Chi conosce i suoi dischi lo sa: Willie Peyote non è mai stato un rapper “facile”. Non cerca l’hype, non si mette la maschera da idolo delle masse. A Lecce, per l’Oversound Music Festival, ha portato la stessa attitudine: un live che ha parlato più alla testa che all’ego del pubblico.
Sul palco ha dominato Sulla riva del fiume, il disco che chiude una trilogia iniziata dieci anni fa. Ma ridurlo a “fine percorso” sarebbe un errore. In realtà, quello che Peyote ha mostrato a Lecce è stato un ritorno alle radici, un riallaccio dei fili con la sua urgenza creativa originale. Come a dire: chiudere non significa fermarsi, significa ripartire da più consapevoli.
Il momento più emblematico è stato Next. In un’epoca che ci spinge a consumare tutto – amori, musica, perfino idee – alla velocità di uno swipe, Willie ha trasformato un singolo in una radiografia sociale. La piazza lo ha cantato a memoria, e nel farlo ha confermato l’amara verità: ridiamo delle nostre stesse contraddizioni perché non sappiamo come uscirne.
La differenza rispetto a molti altri live rap è lampante: Peyote non predica, non incita, non gonfia il petto. Si limita a descrivere il mondo con sarcasmo e lucidità, lasciando allo spettatore il compito di pensarci. Non ti offre risposte, ma ti costringe a farti domande. E questo, in musica, vale più di mille proclami.
Il pubblico salentino non si è lasciato sfuggire nulla. Dai cori spontanei ai sorrisi amari durante i pezzi più critici, la partecipazione non è stata solo entusiasmo: è stata riconoscimento. Perché Willie Peyote racconta esattamente ciò che viviamo – precarietà, illusioni, la stanchezza di un presente che chiede sempre di essere “next”.
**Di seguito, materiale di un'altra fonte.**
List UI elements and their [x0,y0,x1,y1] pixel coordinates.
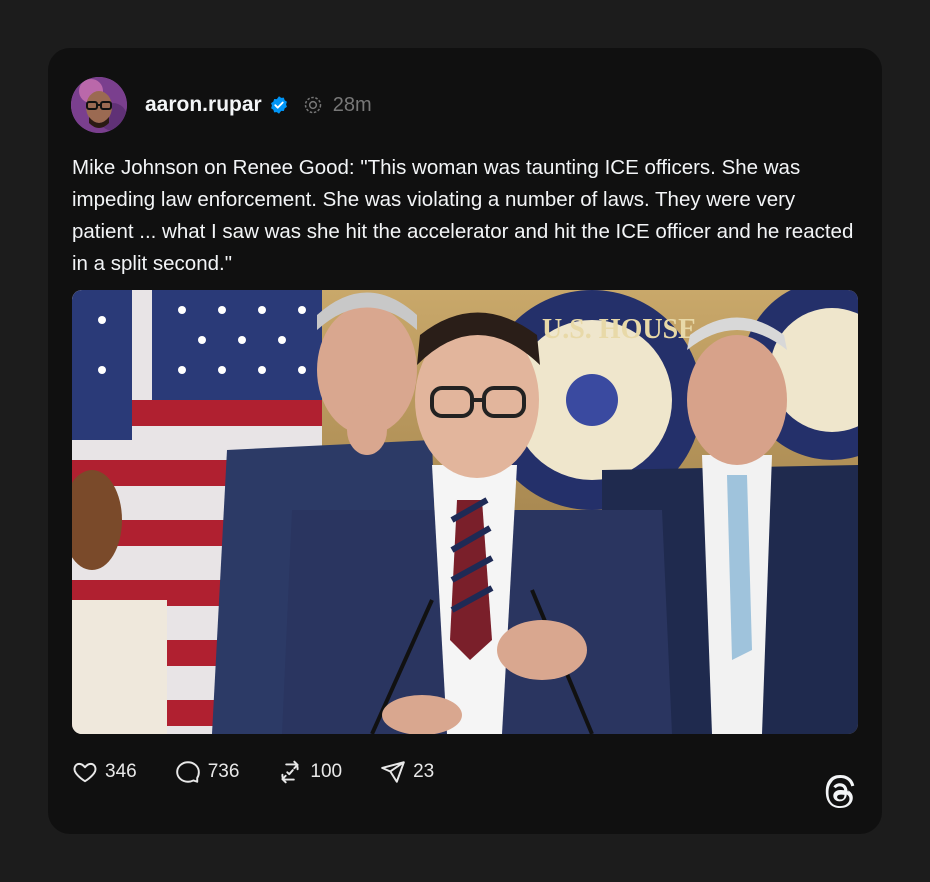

E poi c’è stato l’abbraccio con la Puglia. La frase “ogni volta che torno qui mi sento a casa”, uscita dal suo microfono, non era un cliché da palcoscenico: era una constatazione. Lecce ha ricambiato con calore autentico, dimostrando che la musica, quando non è intrattenimento sterile, diventa comunità.
All’Oversound 2024 Willie Peyote ha firmato uno dei concerti più significativi dell’estate italiana. Non perché abbia fatto il pieno di effetti speciali, ma perché ha ricordato che il rap, se vuole, può ancora essere un esercizio di intelligenza. E in tempi che ci vogliono distratti, è già una rivoluzione.